We are now beginning to bear the social consequences of multicultural politicization in both American and immigrant minority populations. “Progressive” policies – bilingual education being the worst offender – have the effect of insulating and ultimately ghettoizing otherwise hardworking and well-intentioned immigrants. For fear of appearing “culturally imperialistic” by forcing newcomers to learn our language, history and laws, we’ve condemned them to permanent impoverishment. But then, such policies have always bred Democrat votes.
Immigration legislation in its final form must provide for the following: improved border security and enforcement; immediate detention and deportation of those crossing our borders illegally; deportation of any illegal alien convicted of a serious crime; a temporary-worker program (with reliable documentation a prerequisite) to meet the current demand for unskilled labor; penalties against employers who hire undocumented workers; no extension of amnesty and fast-track citizenship (new applicants to the back of the line); preservation of our tax-subsidized medical, educational and social services for American citizens and immigrants here legally; and Americanization of new legal immigrants.
We are also resolute in our rejection of birthright citizenship for children of illegal aliens, and we support legislation affirming our Constitution’s rejection of same.
We strongly endorse free enterprise and free trade, including the regulated in-sourcing of low-skill labor through time-limited guest-worker permits. The registration process for these permits must be equally available not only to those already in the U.S., but to those still in their native homeland, in order to avoid a mass-influx of illegals hoping to register in the U.S.
As a nation, our biggest hurdles will be creating a guest worker program with functional status verification to register between five and ten million guest workers; providing the personnel for document authentication and enforcement for those workers; and establishing a secure border with Mexico.
However, will Congress demand enforcement at the border and in the workplace? The 1986 Simpson-Mazzoli bill enacted a ten-thousand dollar fine and up to a year in prison for hiring an illegal alien, but after three arrests, Congress directed the Justice Department not to prosecute infractions of this law.
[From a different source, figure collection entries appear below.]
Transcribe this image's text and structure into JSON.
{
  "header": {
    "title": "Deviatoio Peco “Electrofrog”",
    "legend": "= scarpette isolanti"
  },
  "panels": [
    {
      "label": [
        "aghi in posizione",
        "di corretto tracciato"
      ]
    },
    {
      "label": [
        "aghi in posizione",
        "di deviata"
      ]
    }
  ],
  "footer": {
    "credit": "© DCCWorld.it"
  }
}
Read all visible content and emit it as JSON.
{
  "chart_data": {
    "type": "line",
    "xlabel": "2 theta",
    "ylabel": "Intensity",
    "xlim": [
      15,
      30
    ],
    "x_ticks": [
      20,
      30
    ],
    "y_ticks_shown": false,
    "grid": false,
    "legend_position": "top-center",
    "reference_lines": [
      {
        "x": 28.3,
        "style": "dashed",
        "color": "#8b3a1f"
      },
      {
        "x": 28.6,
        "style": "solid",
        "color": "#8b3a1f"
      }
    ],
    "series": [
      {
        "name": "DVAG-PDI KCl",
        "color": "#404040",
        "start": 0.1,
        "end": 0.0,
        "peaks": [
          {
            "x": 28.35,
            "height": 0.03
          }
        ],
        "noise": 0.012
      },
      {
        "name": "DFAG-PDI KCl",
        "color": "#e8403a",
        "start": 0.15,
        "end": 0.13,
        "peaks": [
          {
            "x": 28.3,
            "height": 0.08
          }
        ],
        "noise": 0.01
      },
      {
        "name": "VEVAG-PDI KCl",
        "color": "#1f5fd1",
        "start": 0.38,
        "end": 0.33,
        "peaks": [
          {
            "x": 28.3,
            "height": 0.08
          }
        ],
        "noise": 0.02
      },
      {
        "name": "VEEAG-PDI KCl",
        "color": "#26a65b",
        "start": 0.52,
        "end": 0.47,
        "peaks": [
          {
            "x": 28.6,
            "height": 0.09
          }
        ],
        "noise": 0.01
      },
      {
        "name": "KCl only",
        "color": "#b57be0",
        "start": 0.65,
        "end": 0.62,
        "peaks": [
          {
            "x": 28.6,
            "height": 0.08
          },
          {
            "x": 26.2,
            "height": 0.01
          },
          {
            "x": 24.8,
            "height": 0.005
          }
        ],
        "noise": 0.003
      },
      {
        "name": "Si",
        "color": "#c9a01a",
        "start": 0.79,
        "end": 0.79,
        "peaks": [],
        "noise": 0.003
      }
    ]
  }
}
As always, The Patriot advocates for the restoration of American principles and the adoption of those principles by all who seek to be called “American.”
Will we ever again be a nation committed to the principle of E pluribus unum? Perhaps. In 1956, the 84th Congress declared our official national motto to be “In God we trust.” This motto is especially instructive amid all the current political pandemonium, for only through God can we all truly become one.